I am aware that tolerance to analgesia means that I may require more medicine to get the same amount of paid relief. I am aware that tolerance to analgesia does not seem to be a big problem for most patients with chronic pain, however, it has been seen and may occur to me. If it occurs, increasing doses may not always help and may cause unacceptable side effects. Tolerance or failure to respond well to opioids may cause my doctor to choose another form of treatment.
(Males only) I am aware that chronic opioid use has been associated with low testosterone levels in males. This may affect my moods, stamina, sexual desire and physical and sexual performance. I under stand (sic) that my doctor may check my blood to see if my testosterone level is normal.
(Females only) If I plan to become pregnant or believe that I have become pregnant while taking this pain medicine, I will immediately call my obstetric doctor and this office to inform them. I am aware that, should I carry a baby to delivery while taking these medicines, the baby will be physically dependent upon opioids. I am aware that the use of opioids is not generally associated with a risk of birth defects. However, birth defects can occur whether or not the mother is on medicines and there is always the possibility that my child will have a birth defect while I am taking an opioid.

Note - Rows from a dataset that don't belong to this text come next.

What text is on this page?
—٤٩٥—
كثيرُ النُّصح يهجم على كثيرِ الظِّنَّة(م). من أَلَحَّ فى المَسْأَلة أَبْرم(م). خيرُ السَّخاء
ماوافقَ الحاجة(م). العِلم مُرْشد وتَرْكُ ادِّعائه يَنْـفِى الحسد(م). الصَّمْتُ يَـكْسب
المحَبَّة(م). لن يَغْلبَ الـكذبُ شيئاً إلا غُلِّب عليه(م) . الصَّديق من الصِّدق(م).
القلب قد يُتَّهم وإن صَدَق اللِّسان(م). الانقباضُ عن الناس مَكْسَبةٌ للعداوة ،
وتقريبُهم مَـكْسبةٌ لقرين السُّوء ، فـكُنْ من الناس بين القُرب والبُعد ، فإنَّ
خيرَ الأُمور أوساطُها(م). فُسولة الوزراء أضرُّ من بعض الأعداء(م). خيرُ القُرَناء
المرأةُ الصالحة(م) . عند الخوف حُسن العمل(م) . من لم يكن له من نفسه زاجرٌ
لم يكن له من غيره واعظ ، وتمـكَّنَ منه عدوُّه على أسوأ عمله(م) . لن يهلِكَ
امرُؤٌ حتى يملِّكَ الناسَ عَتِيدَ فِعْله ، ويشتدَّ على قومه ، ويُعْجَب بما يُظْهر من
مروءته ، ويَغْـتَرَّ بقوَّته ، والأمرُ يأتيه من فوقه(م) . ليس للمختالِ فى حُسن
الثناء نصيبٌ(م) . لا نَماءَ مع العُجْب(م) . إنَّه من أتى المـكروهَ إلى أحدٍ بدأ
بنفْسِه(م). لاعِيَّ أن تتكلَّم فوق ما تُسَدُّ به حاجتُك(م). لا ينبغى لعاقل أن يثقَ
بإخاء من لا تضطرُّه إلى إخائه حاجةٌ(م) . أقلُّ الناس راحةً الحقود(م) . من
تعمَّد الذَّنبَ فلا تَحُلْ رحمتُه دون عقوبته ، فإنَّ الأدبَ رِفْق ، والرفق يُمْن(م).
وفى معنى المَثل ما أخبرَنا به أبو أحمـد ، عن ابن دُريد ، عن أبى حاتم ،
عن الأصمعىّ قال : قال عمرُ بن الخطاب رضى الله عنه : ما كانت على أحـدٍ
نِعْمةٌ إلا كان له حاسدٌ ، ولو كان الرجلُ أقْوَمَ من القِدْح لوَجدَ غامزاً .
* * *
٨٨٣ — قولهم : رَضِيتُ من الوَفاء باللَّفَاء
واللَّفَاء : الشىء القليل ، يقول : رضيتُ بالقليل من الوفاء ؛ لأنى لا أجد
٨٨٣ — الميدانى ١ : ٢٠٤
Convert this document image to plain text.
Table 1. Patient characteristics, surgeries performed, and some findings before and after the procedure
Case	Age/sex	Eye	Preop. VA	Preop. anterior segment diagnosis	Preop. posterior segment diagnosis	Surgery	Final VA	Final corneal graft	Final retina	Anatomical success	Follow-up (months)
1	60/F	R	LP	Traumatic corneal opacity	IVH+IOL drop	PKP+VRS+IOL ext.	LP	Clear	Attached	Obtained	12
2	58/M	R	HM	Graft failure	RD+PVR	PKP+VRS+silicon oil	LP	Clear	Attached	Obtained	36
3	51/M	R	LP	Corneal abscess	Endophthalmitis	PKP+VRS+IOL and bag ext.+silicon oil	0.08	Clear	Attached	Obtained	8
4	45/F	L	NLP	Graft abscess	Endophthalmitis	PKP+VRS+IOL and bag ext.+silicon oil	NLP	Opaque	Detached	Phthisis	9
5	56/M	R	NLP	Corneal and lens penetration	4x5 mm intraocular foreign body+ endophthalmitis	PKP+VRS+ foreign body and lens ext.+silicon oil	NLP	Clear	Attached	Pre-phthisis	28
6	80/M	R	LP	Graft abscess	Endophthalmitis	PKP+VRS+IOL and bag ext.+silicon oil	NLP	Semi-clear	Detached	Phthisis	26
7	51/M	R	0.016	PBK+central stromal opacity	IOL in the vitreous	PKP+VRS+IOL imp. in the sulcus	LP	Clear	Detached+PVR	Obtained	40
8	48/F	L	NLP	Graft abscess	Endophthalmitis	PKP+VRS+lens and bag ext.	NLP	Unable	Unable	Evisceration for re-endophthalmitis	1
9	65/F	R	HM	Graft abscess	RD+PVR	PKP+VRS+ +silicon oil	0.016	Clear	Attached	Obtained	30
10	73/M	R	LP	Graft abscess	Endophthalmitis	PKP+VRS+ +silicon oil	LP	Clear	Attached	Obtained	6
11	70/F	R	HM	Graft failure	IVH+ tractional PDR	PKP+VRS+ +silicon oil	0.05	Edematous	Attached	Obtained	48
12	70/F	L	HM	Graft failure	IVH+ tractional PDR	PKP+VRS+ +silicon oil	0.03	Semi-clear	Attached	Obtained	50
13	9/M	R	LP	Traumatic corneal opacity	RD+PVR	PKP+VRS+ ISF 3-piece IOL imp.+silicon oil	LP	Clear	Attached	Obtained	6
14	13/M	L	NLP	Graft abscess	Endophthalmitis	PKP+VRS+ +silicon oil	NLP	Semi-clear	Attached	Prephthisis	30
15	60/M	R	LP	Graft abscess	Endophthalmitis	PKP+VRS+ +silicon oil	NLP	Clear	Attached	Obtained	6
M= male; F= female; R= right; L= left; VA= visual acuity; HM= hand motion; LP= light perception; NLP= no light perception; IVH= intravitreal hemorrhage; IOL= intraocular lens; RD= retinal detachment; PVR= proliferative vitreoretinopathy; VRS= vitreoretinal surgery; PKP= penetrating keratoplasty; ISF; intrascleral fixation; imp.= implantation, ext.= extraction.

I have read this form and have had it read to me. I understand all of it. I have had a chance to have all of my questions regarding this treatment answered to my satisfaction. By signing this form voluntarily, I give my consent for treatment of my pain with opioid pain medicines.
Patient signature ___________________________________________ Date ___/___/___
Witness to above ____________________________________________
Approved by the Nebraska Board of Examiners in
Medicine and Surgery - February 7, 1999.